Segundo a Constituição, as leis complementares, como a LC 140/2011, fixam normas para a cooperação entre a União e os estados, o Distrito Federal e os municípios. Pelo princípio jurídico da predominância do interesse, a competência para licenciar é da União quando as matérias e questões de predominância do interesse nacional. Os estados, segundo essa diretriz, seriam responsáveis por matérias de interesse predominantemente regional, enquanto os municípios devem absorver assuntos de interesse local.
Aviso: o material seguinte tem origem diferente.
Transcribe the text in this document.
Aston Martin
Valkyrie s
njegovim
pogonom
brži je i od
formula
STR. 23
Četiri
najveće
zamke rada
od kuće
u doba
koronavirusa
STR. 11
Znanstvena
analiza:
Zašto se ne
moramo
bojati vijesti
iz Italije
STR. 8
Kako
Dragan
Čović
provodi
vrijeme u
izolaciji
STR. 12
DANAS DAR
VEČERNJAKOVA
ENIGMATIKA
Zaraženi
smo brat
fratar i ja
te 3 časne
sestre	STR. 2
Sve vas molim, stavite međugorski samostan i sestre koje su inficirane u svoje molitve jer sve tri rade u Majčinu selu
Outro conflito envolve o Instituto Chico Mendes de Conservação da Biodiversidade (ICMBIO), que tem causado entraves no licenciamento ambiental. Durante o 9º Ecobrasil, Vianna citou o caso de um cliente no Rio de Janeiro com atividade embargada devido à interferência do órgão.
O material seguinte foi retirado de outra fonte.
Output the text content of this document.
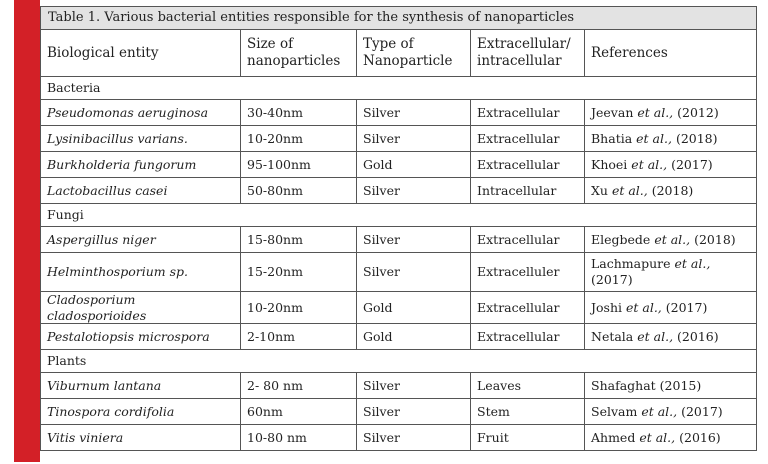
Table 1. Various bacterial entities responsible for the synthesis of nanoparticles				
Biological entity	Size of nanoparticles	Type of Nanoparticle	Extracellular/ intracellular	References
Bacteria				
Pseudomonas aeruginosa	30-40nm	Silver	Extracellular	Jeevan et al., (2012)
Lysinibacillus varians.	10-20nm	Silver	Extracellular	Bhatia et al., (2018)
Burkholderia fungorum	95-100nm	Gold	Extracellular	Khoei et al., (2017)
Lactobacillus casei	50-80nm	Silver	Intracellular	Xu et al., (2018)
Fungi				
Aspergillus niger	15-80nm	Silver	Extracellular	Elegbede et al., (2018)
Helminthosporium sp.	15-20nm	Silver	Extracelluler	Lachmapure et al., (2017)
Cladosporium cladosporioides	10-20nm	Gold	Extracellular	Joshi et al., (2017)
Pestalotiopsis microspora	2-10nm	Gold	Extracellular	Netala et al., (2016)
Plants				
Viburnum lantana	2- 80 nm	Silver	Leaves	Shafaghat (2015)
Tinospora cordifolia	60nm	Silver	Stem	Selvam et al., (2017)
Vitis viniera	10-80 nm	Silver	Fruit	Ahmed et al., (2016)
O gerente de meio ambiente da Agência Nacional de Transportes Aquaviários (Antaq), Marcos Maia Porto, lamenta que o licenciamento ainda seja um processo desgastante, em que alguns empreendedores conseguem cumprir com folga e outros com grande dificuldade. “Não dá para entender alguns conflitos entre órgãos estaduais e federais. Eles deviam ser consultados na medida em que têm interesses no licenciamento”, analisou Maia Porto, que também participou do Ecobrasil.

Para ele, o setor portuário vive um momento de amadurecimento e exercício das leis e políticas ambientais estruturadas de 1980 até 2010. Maia Porto destaca que a lei complementar 140/2011 aborda as relações institucionais no que tange a integração, cooperação e parcerias. Ele acredita que essas regras ajudarão a resolver situações que hoje não estão claras para o setor. O gerente de meio ambiente da Antaq também ressalta a necessidade de agilidade para atender ao pacote de licitações e autorizações para instalações portuárias previstas pelo governo federal.

Mariana, do Ibama, diz que o licenciamento ambiental pode ajudar o empreendedor a aperfeiçoar seu projeto. A primeira versão do Porto Sul, na Bahia, afetaria uma área de Mata Atlântica. A alternativa locacional entregue ao Ibama ficaria sete quilômetros afastada da área inicialmente prevista, mas traria impactos socioambientais e na linha de costa.

No entanto, a terceira versão do projeto prevê diminuição dos impactos relacionados à dragagem, além da redução do quebra-mar e do tempo de construção. Segundo Mariana, a versão mais recente projeta economia de R$ 850 milhões para o empreendedor. O custo original de R$ 3,6 bilhões caiu para R$ 2,75 bilhões.

Vianna, da CRT, lembra que o licenciamento ambiental costuma ser visto como um desafio para os empresários. “Porém, esse processo deve ser visto como um instrumento capaz de garantir ao empresário o reconhecimento público de que suas atividades estão sendo desenvolvidas em conformidade com a legislação ambiental”, analisa o advogado.